I'm rather suspicious of the unsafe block in astar. The mem::uninitialized winds up with an inferred type of String in your example, so it's deliberately creating a dangling string pointer, whereas the crash is coming from an attempt to drop a dangling string pointer. I do not think this is a coincidence.

2 Likes

Thanks. That's a huge help. I agree; the stack trace that I'm getting now with valgrind seems to indicate that something is happening with the String that is returned from the start method. I changed the entire unsafe block of astar to the following:

deque.push_front((*node.state).clone());

...and also had to add Clone to the trait requirements of S::Node. Is this significantly worse? It seems that it only has as many clones as the path is long, which is minimal compared to the prolific clones in the rest of the methods.

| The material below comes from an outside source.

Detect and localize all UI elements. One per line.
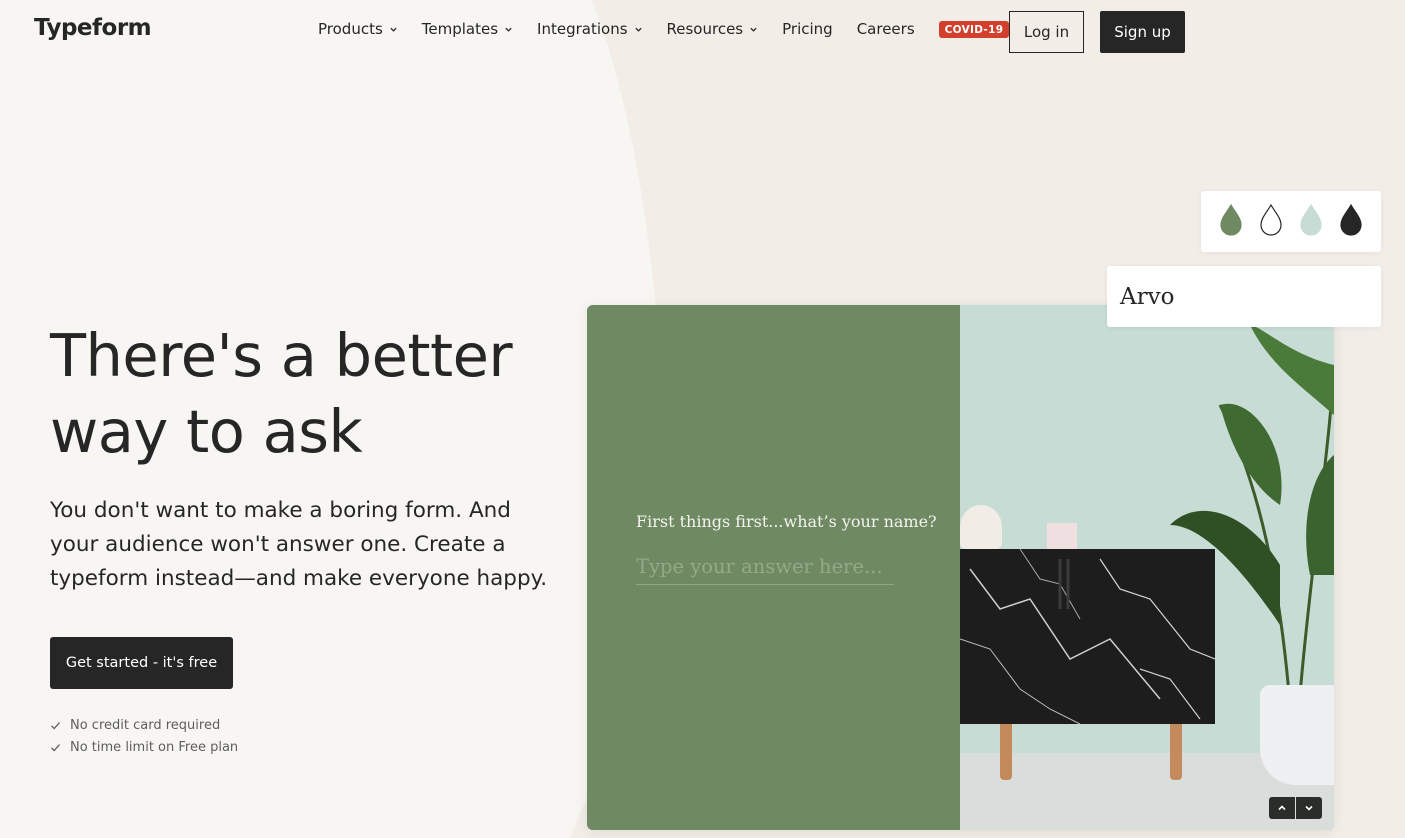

That seems superficially reasonable; I didn't look closely at what the rest of the astar code is doing, so there might be a better way. The question then is does it fix the crash?

1 Like

Yes, it works as expected now. I think I'll dig more deeply into the astar code later, but this isn't so performance-dependent so I'll stick with my local fork + clone at the moment.